Традиции чекистов от Ленина до Путина | страница 65



. Но ему не нравилось, как этот смысл передается в монологе старшего чекиста — слишком невозмутимо и прозаично, хотя речь идет о казнях людей: «Это драматичная сцена, она требует драматичного диалога… а не спокойного перечисления аргументов, доказывающих идею, что людей можно казнить и что это вполне простое дело»[452].

Поскольку все намеки на казнь женщины убрали, можно было вовсе не затрагивать эту тему в монологе старшего чекиста. В окончательной версии Алексея тревожат не жестокость и не сомнения о том, сумеет ли он смириться с ней, а опасения того, что не умеет распознавать врага, который так удачно маскируется.

Иными словами, его нравственное неприятие к некоторым моментам работы чекиста просто исчезло. В результате старший чекист теперь не оспаривает нравственные суждения Алексея, как он делал в предыдущих версиях сценария. Вместо этого он спокойно объясняет, что женщина — враг, и рассказывает о ее преступлениях. Он также объясняет, что чекистами становятся, а не рождаются, и убеждает Алексея остаться и продолжать работу в органах.

В целом вся эта сцена вызвала немало тревог у худсовета и претерпела несколько изменений. Некоторые из них особенно характерны. В одной из версий этой сцены старый чекист объясняет Алексею: «Наш труд — сложная, грязная работа, как у уборщиц в отхожем месте». Слово «уборщицы» в документе подчеркнуто от руки, а «грязная» — двумя чертами[453]. Оба слова потом убрали, и в фильме этот монолог звучит так: «Работа чекиста — трудная, тонкая работа. И секрет в том, что ее нужно делать чистыми руками». Иначе говоря, авторы, пытаясь подобрать верные слова, в конечном счете вернулись к условностям культа Дзержинского. И теперь смысл этой сцены сводился к образу чистого, идеального чекиста.

Сложное в нравственном плане отношение Алексея к казни Дины было вычеркнуто подобным же образом. На декабрьском собрании 1962 года Вольпин предложил авторам «спасти идеологическую линию» фильма, заставив Дину пересмотреть свое отношение к белым и отречься от них[454]. Авторы выдвинули несколько предложений, и в итоге Дина, несмотря на то что ее обманывает Алексей, переходит на сторону большевиков и обращается в ЧК. Более того, ее жизнь находится в безопасности, поскольку Алексей ручается, что по натуре своей она человек хороший[455].

Решение проблемы Дины тоже зиждется на идеях доверия, совести и профилактики, что согласуется с новым образом КГБ, рассмотренным нами в предыдущей главе.

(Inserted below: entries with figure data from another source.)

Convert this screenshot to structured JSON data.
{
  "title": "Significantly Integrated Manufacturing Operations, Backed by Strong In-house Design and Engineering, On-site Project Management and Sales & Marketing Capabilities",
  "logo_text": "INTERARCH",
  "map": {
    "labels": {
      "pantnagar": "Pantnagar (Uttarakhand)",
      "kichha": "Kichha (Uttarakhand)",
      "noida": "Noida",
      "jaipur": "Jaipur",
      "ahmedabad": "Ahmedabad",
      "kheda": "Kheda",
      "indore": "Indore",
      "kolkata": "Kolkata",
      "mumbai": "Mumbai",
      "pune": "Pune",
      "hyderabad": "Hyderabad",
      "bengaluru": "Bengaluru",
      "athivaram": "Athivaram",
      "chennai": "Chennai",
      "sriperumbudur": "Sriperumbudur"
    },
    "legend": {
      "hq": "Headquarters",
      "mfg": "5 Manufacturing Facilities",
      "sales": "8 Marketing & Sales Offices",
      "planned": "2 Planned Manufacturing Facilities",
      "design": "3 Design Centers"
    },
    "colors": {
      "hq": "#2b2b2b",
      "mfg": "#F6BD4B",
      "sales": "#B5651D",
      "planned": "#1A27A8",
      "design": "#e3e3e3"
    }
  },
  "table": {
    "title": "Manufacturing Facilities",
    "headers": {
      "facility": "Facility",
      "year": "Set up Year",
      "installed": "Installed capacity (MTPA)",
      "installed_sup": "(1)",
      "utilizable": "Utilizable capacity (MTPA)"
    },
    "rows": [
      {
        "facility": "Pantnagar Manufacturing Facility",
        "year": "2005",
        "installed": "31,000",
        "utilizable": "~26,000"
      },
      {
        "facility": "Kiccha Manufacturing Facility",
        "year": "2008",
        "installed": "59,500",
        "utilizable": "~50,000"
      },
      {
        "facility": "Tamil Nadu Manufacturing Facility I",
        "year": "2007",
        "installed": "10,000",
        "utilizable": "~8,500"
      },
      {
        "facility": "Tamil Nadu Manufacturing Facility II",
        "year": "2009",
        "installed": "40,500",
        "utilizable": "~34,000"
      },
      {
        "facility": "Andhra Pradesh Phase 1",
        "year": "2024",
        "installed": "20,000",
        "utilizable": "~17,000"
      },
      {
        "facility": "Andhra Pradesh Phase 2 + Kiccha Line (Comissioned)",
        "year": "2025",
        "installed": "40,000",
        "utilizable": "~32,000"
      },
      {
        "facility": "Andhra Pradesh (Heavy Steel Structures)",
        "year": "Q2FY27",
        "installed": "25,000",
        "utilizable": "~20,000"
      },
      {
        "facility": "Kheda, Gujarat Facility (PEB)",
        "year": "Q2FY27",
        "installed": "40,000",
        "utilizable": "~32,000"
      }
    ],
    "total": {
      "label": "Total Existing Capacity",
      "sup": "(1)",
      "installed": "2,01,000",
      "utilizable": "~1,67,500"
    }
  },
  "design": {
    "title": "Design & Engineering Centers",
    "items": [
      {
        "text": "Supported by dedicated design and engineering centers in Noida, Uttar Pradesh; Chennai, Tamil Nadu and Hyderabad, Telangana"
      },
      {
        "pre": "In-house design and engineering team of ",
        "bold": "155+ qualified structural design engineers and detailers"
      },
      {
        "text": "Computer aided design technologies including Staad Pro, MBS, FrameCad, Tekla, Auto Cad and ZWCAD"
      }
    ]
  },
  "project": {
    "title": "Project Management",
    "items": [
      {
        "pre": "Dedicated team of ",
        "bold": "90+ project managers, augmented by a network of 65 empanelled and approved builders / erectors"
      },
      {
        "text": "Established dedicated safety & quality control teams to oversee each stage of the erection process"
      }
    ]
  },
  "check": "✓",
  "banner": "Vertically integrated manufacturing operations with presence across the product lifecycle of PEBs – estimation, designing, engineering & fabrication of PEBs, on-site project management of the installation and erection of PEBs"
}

Алексей лично обращается к Берзину по поводу Дины, ссылаясь на то, что «запуталась девчонка». Он говорит: «Товарищ Берзин, вы меня сами учили: чекисту ошибаться недозволенно. Но и в человека верить он обязан, правильно?» И Берзин соглашается решить эту проблему «по совести». Для Берзина «совесть» — это лозунг, под которым проходит и эта сцена, и допрос Гревенец, во время которого он взывает к ее «совести» и так убеждает сказать правду. Такой метод противопоставляется жестокости Илларионова, которая не приводит ни к чему.